Рюрик снова улыбнулся.

– Ну, я-то задал вам работу потруднее! – Он коснулся ее ладони с чуть затянувшимися ранами. И почувствовал благодарность и жалость.

Она тоже неожиданно улыбнулась:

– Да нет, тебя-то мы перекатывали, как куль с мукой!

Он засмеялся, представив себе эту сцену.

И оба замолчали, словно подумав одновременно о чем-то одном.

– Почему Вадим так хочет твоей смерти?

Милена молча смотрела через открытую дверь на лес, и Рюрик смотрел на ее лицо – единственное, что было сейчас в этой хижине освещено хорошо. Он не мог оторвать глаз от этой странной женщины, которая сейчас была полностью в его власти. Сознавала ли она это, отдавая ему меч?

Однажды из похода в землю англов он привез вышитую картину, которая так ему понравилась, что он приказал Эфанд повесить ее на самом видном месте в их доме. На картине была самка единорога под деревом с огромными желтыми плодами. Совершенно белое животное, гордо изогнув гибкую шею с тяжелой гривой, смотрело человеческими, грустными, живыми глазами. Диковинное благородное существо. И эта женщина напоминала ему сейчас ту самку единорога – самое редкое, странное и прекрасное существо на земле.
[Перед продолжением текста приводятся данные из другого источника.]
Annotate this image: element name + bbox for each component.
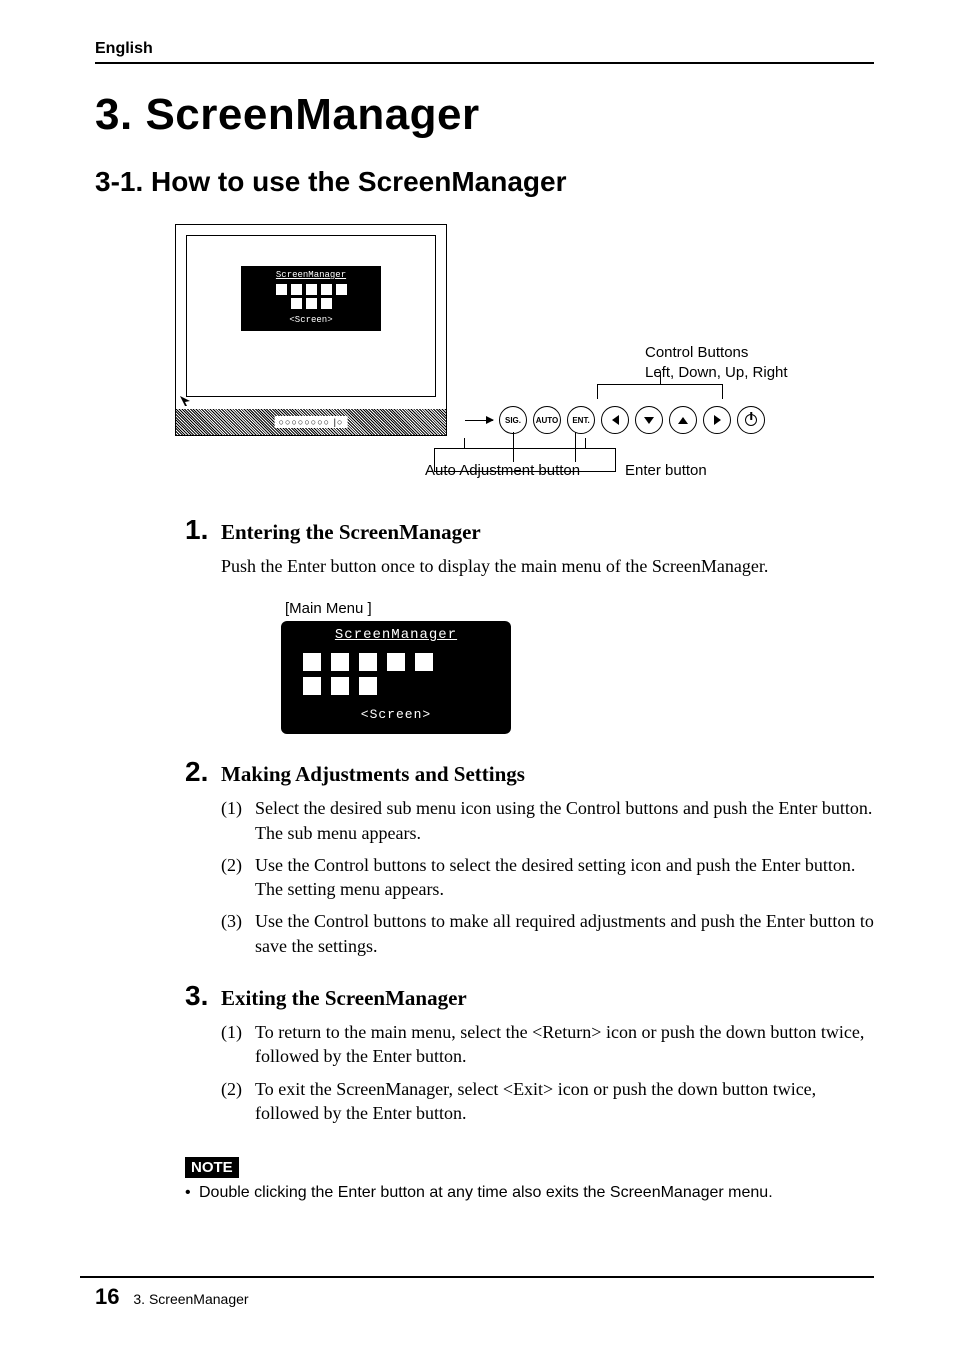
step-1: 1. Entering the ScreenManager Push the E… [185, 514, 874, 734]
list-text: Use the Control buttons to select the de… [255, 853, 874, 902]
main-menu-figure: [Main Menu ] ScreenManager <Screen> [281, 600, 874, 734]
list-item: (1)To return to the main menu, select th… [221, 1020, 874, 1069]
menu-selected-item: <Screen> [281, 707, 511, 722]
menu-icon [303, 653, 321, 671]
osd-title: ScreenManager [276, 270, 346, 281]
label-control-buttons: Control Buttons [645, 344, 748, 361]
step-number: 3. [185, 980, 221, 1012]
auto-button-icon: AUTO [533, 406, 561, 434]
menu-icon [415, 653, 433, 671]
osd-icon [321, 298, 332, 309]
leader-line [575, 432, 576, 462]
list-text: To exit the ScreenManager, select <Exit>… [255, 1077, 874, 1126]
label-enter-button: Enter button [625, 462, 707, 479]
power-button-icon [737, 406, 765, 434]
footer-rule [80, 1276, 874, 1278]
menu-title: ScreenManager [335, 627, 457, 643]
step-description: Push the Enter button once to display th… [221, 554, 874, 578]
osd-popup: ScreenManager <Screen> [241, 266, 381, 331]
chapter-title: 3. ScreenManager [95, 90, 874, 140]
step-sublist: (1)Select the desired sub menu icon usin… [221, 796, 874, 958]
step-number: 1. [185, 514, 221, 546]
monitor-bezel: ○○○○○○○○ |○ [176, 409, 446, 435]
list-text: Use the Control buttons to make all requ… [255, 909, 874, 958]
header-rule [95, 62, 874, 64]
chapter-number: 3. [95, 90, 133, 139]
page-number: 16 [95, 1284, 119, 1309]
bezel-indicators: ○○○○○○○○ |○ [275, 416, 348, 428]
list-marker: (1) [221, 1020, 255, 1069]
arrow-icon [465, 420, 493, 421]
label-control-buttons-sub: Left, Down, Up, Right [645, 364, 788, 381]
osd-icon [321, 284, 332, 295]
menu-icon [303, 677, 321, 695]
list-item: (3)Use the Control buttons to make all r… [221, 909, 874, 958]
list-text: To return to the main menu, select the <… [255, 1020, 874, 1069]
step-title: Making Adjustments and Settings [221, 762, 525, 787]
section-name: How to use the ScreenManager [151, 166, 566, 197]
up-button-icon [669, 406, 697, 434]
down-button-icon [635, 406, 663, 434]
page-footer: 16 3. ScreenManager [95, 1284, 249, 1310]
osd-icon [306, 298, 317, 309]
list-item: (2)To exit the ScreenManager, select <Ex… [221, 1077, 874, 1126]
label-auto-adjustment: Auto Adjustment button [425, 462, 580, 479]
left-button-icon [601, 406, 629, 434]
enter-button-icon: ENT. [567, 406, 595, 434]
cursor-icon [180, 393, 190, 403]
list-item: (1)Select the desired sub menu icon usin… [221, 796, 874, 845]
menu-icon [331, 653, 349, 671]
leader-line [513, 432, 514, 462]
menu-icon [359, 677, 377, 695]
menu-icon [359, 653, 377, 671]
monitor-screen: ScreenManager <Screen> [186, 235, 436, 397]
footer-chapter-ref: 3. ScreenManager [133, 1291, 248, 1307]
sig-button-icon: SIG. [499, 406, 527, 434]
list-marker: (3) [221, 909, 255, 958]
menu-icon [331, 677, 349, 695]
figure-monitor-diagram: ScreenManager <Screen> [175, 224, 874, 504]
menu-icon [387, 653, 405, 671]
section-title: 3-1. How to use the ScreenManager [95, 166, 874, 198]
chapter-name: ScreenManager [145, 90, 479, 139]
language-header: English [95, 40, 874, 58]
panel-buttons-row: SIG. AUTO ENT. [465, 406, 765, 434]
main-menu-preview: ScreenManager <Screen> [281, 621, 511, 734]
step-sublist: (1)To return to the main menu, select th… [221, 1020, 874, 1125]
bracket-control-buttons [597, 384, 723, 399]
step-title: Entering the ScreenManager [221, 520, 481, 545]
osd-icon [291, 284, 302, 295]
step-number: 2. [185, 756, 221, 788]
osd-icon [306, 284, 317, 295]
list-text: Select the desired sub menu icon using t… [255, 796, 874, 845]
right-button-icon [703, 406, 731, 434]
monitor-outline: ScreenManager <Screen> [175, 224, 447, 436]
section-number: 3-1. [95, 166, 143, 197]
osd-icon [291, 298, 302, 309]
step-3: 3. Exiting the ScreenManager (1)To retur… [185, 980, 874, 1125]
list-marker: (2) [221, 853, 255, 902]
note-text: Double clicking the Enter button at any … [185, 1184, 874, 1202]
step-title: Exiting the ScreenManager [221, 986, 467, 1011]
list-item: (2)Use the Control buttons to select the… [221, 853, 874, 902]
osd-icon [336, 284, 347, 295]
main-menu-caption: [Main Menu ] [285, 600, 874, 617]
list-marker: (2) [221, 1077, 255, 1126]
step-2: 2. Making Adjustments and Settings (1)Se… [185, 756, 874, 958]
osd-selected: <Screen> [241, 315, 381, 325]
note-label: NOTE [185, 1157, 239, 1178]
list-marker: (1) [221, 796, 255, 845]
osd-icon [276, 284, 287, 295]
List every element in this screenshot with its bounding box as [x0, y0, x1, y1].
Милена рассказала ему, что Гостомысл был союзником и другом ее отца – князя ильменских словен Воислава. Что мать она не помнит – та утонула в озере много лет назад. Что у Гостомысла с женой Умилой не было детей, и отец отдал ее им на воспитание.

Рассказ вернул Милену памятью в ту зиму. Морозы были особенно сильные, и Умила начала кашлять. Она кашляла так, что из горла у нее шла кровь. Знахарки лечили ее всеми настоями, какие знали, но ничто не помогло: к весне Умила умерла. А в конце лета, когда полетела паутина и потянулись по небу косяки птиц, Гостомысл позвал ее и сказал, что полюбил ее, Милену. Так она стала его женой.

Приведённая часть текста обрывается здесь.